People (both Rs and Ds) have been of the mindset that she intends to run for the US Senate in 2016. That first came up before McCain started hinting about a 2016 run for re-election. How old is he now?

Sinema, in her younger days, was actually more inclined to promote progressive and populist ideas and ideals. But she adapted when the political climate wasn't solid enough to support her election from that perspective. When first elected to Congress, she obtained a coveted position on the House Financial Services committee.

That was widely understood to be for the purpose of facilitating corporate fundraising for re-election. I saw no rebuttal of that conventional wisdom anywhere. As a result, her votes on financial services related bills favored the predatory industry her committee was supposed to be overseeing on behalf of the American electorate.

Whether she actually runs for US Senate (in 2016) or not remains to be seen.

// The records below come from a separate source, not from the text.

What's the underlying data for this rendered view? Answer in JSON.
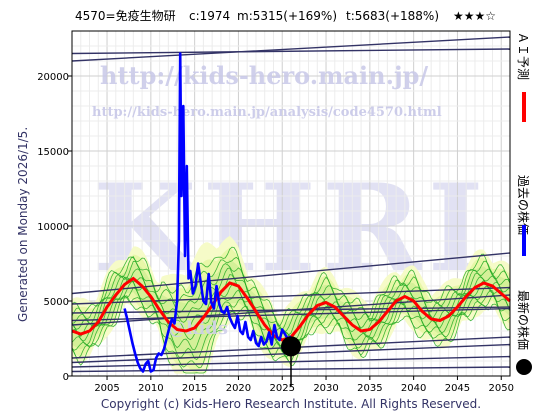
{
  "header": {
    "code_name": "4570=免疫生物研",
    "c_text": "c:1974",
    "m_text": "m:5315(+169%)",
    "t_text": "t:5683(+188%)",
    "stars": "★★★☆"
  },
  "side_label": "Generated on Monday 2026/1/5.",
  "footer": "Copyright (c) Kids-Hero Research Institute. All Rights Reserved.",
  "watermarks": {
    "url_top": "http://kids-hero.main.jp/",
    "url_analysis": "http://kids-hero.main.jp/analysis/code4570.html",
    "khri": "KHRI",
    "mid": "@kids"
  },
  "legend": [
    {
      "label": "ＡＩ予測",
      "color": "#ff0000"
    },
    {
      "label": "過去の株価",
      "color": "#0000ff"
    },
    {
      "label": "最新の株価",
      "color": "#000000"
    }
  ],
  "chart_data": {
    "type": "line",
    "xlim": [
      2001,
      2051
    ],
    "ylim": [
      0,
      23000
    ],
    "x_ticks": [
      2005,
      2010,
      2015,
      2020,
      2025,
      2030,
      2035,
      2040,
      2045,
      2050
    ],
    "y_ticks": [
      0,
      5000,
      10000,
      15000,
      20000
    ],
    "grid": true,
    "legend_position": "right",
    "latest_point": {
      "x": 2026.0,
      "y": 1974
    },
    "past_price": {
      "x": [
        2007.0,
        2007.3,
        2007.6,
        2007.9,
        2008.2,
        2008.5,
        2008.8,
        2009.1,
        2009.4,
        2009.7,
        2010.0,
        2010.3,
        2010.6,
        2010.9,
        2011.2,
        2011.5,
        2011.8,
        2012.1,
        2012.4,
        2012.7,
        2013.0,
        2013.2,
        2013.35,
        2013.5,
        2013.7,
        2013.9,
        2014.1,
        2014.3,
        2014.5,
        2014.8,
        2015.1,
        2015.4,
        2015.7,
        2016.0,
        2016.3,
        2016.6,
        2016.9,
        2017.2,
        2017.5,
        2017.8,
        2018.1,
        2018.4,
        2018.7,
        2019.0,
        2019.3,
        2019.6,
        2019.9,
        2020.2,
        2020.5,
        2020.8,
        2021.1,
        2021.4,
        2021.7,
        2022.0,
        2022.3,
        2022.6,
        2022.9,
        2023.2,
        2023.5,
        2023.8,
        2024.1,
        2024.4,
        2024.7,
        2025.0,
        2025.3,
        2025.6,
        2025.9,
        2026.0
      ],
      "y": [
        4500,
        3800,
        3000,
        2200,
        1500,
        900,
        500,
        300,
        800,
        1000,
        300,
        400,
        1200,
        1500,
        1400,
        1800,
        2500,
        3200,
        3800,
        3500,
        5000,
        9000,
        21500,
        12000,
        18000,
        8000,
        14000,
        6500,
        7000,
        5500,
        6000,
        7500,
        6200,
        5000,
        4800,
        6800,
        4900,
        4500,
        6000,
        4800,
        4300,
        4200,
        4600,
        3900,
        3500,
        3200,
        4000,
        3000,
        2800,
        3600,
        2600,
        2400,
        3000,
        2200,
        2000,
        2600,
        2100,
        2300,
        2900,
        2100,
        3400,
        2600,
        2400,
        3100,
        2800,
        2500,
        2600,
        1974
      ]
    },
    "ai_forecast": {
      "x": [
        2001,
        2002,
        2003,
        2004,
        2005,
        2006,
        2007,
        2008,
        2009,
        2010,
        2011,
        2012,
        2013,
        2014,
        2015,
        2016,
        2017,
        2018,
        2019,
        2020,
        2021,
        2022,
        2023,
        2024,
        2025,
        2026,
        2027,
        2028,
        2029,
        2030,
        2031,
        2032,
        2033,
        2034,
        2035,
        2036,
        2037,
        2038,
        2039,
        2040,
        2041,
        2042,
        2043,
        2044,
        2045,
        2046,
        2047,
        2048,
        2049,
        2050,
        2051
      ],
      "y": [
        3000,
        2800,
        3000,
        3600,
        4600,
        5400,
        6100,
        6500,
        6000,
        5300,
        4400,
        3600,
        3100,
        3000,
        3200,
        3900,
        4700,
        5600,
        6200,
        6000,
        5200,
        4300,
        3400,
        2700,
        2400,
        2600,
        3300,
        4100,
        4700,
        4900,
        4600,
        4000,
        3400,
        3000,
        3100,
        3600,
        4300,
        5000,
        5300,
        5000,
        4300,
        3800,
        3700,
        4000,
        4600,
        5300,
        5900,
        6200,
        6000,
        5500,
        5000
      ]
    },
    "trend_lines": [
      {
        "x": [
          2001,
          2051
        ],
        "y": [
          21000,
          22600
        ]
      },
      {
        "x": [
          2001,
          2051
        ],
        "y": [
          21500,
          21800
        ]
      },
      {
        "x": [
          2001,
          2051
        ],
        "y": [
          5500,
          8200
        ]
      },
      {
        "x": [
          2001,
          2051
        ],
        "y": [
          4800,
          5900
        ]
      },
      {
        "x": [
          2001,
          2051
        ],
        "y": [
          4200,
          4600
        ]
      },
      {
        "x": [
          2001,
          2051
        ],
        "y": [
          3700,
          4500
        ]
      },
      {
        "x": [
          2001,
          2051
        ],
        "y": [
          3400,
          5400
        ]
      },
      {
        "x": [
          2001,
          2051
        ],
        "y": [
          1200,
          2600
        ]
      },
      {
        "x": [
          2001,
          2051
        ],
        "y": [
          900,
          2100
        ]
      },
      {
        "x": [
          2001,
          2051
        ],
        "y": [
          600,
          1300
        ]
      },
      {
        "x": [
          2001,
          2051
        ],
        "y": [
          300,
          600
        ]
      }
    ]
  }
}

Now, speculation has it that Sinema has a favored candidate for ADP chair. The name I've heard (I will wait before saying who I've heard it is) is someone who has attitude (a good thing) but may be too heavily oriented toward corporatism. We've already seen that to be a problem.

Not that Bill Roe is a corporatist, but that our candidates were unable to muster enough of a populist message to win ANY of the statewide offices.

We're not going to get Elizabeth Warren to move to Arizona to run for state chair. But we need a voice like hers.

I believe we will be able to get one.

Today it is a case of the grasshopper pitted against the elephant. But tomorrow the elephant will have its guts ripped out. Le Loi, Vietnamese emperor, 15th Century.